Brieuc: I think that behind our beliefs and ideals, there are very down-to-earth things, like business for example. Some characters in the novel are a metaphor of this reality, one that everybody knows. It’s harder to disconnect your mind in a conservative and commercial environment, than during an impromptu and temporary rave. I find that the Club has these two aspects, mysticism and business. It really takes care of the people and avoids stooping down to a vulgar level (the business aspect). You feel that there is a real reasoning as to what our bodies are doing there, and what the surroundings are supposed to resemble: a rave. Or « like a rave ». That’s why I like this place. It’s serious and intense. But first and foremost, it’s serious.

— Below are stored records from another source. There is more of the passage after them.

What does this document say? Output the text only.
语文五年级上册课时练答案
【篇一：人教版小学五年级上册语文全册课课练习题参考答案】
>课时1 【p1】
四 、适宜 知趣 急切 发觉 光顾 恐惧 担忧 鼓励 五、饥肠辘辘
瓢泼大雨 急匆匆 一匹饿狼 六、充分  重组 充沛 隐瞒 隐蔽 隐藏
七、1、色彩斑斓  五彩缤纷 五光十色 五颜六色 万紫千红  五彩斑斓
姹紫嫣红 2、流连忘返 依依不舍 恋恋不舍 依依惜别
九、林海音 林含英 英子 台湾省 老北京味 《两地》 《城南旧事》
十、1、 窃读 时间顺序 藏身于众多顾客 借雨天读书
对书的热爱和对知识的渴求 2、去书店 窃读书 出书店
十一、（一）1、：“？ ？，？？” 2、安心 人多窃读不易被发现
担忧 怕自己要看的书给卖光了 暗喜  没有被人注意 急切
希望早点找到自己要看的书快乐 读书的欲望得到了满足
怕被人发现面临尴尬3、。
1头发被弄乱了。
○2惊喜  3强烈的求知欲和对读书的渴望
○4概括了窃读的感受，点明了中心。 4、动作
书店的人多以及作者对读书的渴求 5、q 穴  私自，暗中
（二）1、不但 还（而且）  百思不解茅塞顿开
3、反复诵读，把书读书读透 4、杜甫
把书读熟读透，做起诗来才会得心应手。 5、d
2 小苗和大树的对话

My main character never forgets he’s in a club, and not in a free space. He learned techno in free spaces, 20 years ago. He feels « taken », seduced, fascinated by the magnetism and the sci-fi tension which is linked to the cities ancient history. But sometimes it’s reality sending messages…
KALTBLUT: I remember you telling me that you decided to write a fiction, instead of something with documentary value, because when it comes to documenting there is always a whole lot of romanticizing happening and people often elude all the darker yet defining aspects of the scene, like drug use, violence…
Brieuc: Yes. With documentaries, the various aspects of a musical scene and the folklore that surround it often become exoticized. That scene continues, and has to be continued. I guess that we deserve some fiction, some texts, to illustrate these slices of life, using the same creative modus operandi. It needs to be a living form, not a dead one. Only a fiction can crystallize our times.
KALTBLUT: The end of the novel has this almost biblical connotation to it with this whole idea of destruction which enables a fresh start. Is this something that you think this scene needs?
Brieuc: No, this is a fresh start for myself. Other types of novels are coming, with other subjects. This one is a metaphor to describe the various phoenix-like lives in a raver’s existence. I like the idea of absolute freedom in literature which allows you to put a spell on something you find fascinating, like a place. And I also like the idea of the « last party ».
KALTBLUT: This is the first book of a triptych, what do you have in reserve for the next 2? The story goes back in time doesn’t it? Brieuc: Yes, back in time to the early 90s and maybe even earlier. I finished correcting the second book, which is about Tokyo. It’s about a very particular psychological and social quest in Japan. I wrote four books in 12 years alongside various movie scripts, poetry books and I also produced a lot of records. Three of these books come directly from my music and raver experience so that’s why I organized them as a trilogy.
KALTBLUT: What else do you have going for the next couple of months?
Brieuc: I’m very busy finishing 2 books : a photo book and a short novel which will be in stores for the summer. I will also release various albums I produced for artists like Lili Frikh and Le Crut, as well as my own album which is electronic pop and love songs. Hard techno and heavy beats will come again later on.
Interview by Thomas Romana
“Deux Mondes – Panic In Berghain” is on sale in Berlin at Urban Spree and Zadig. The book is currently only available in French, with and English translation soon to follow suit.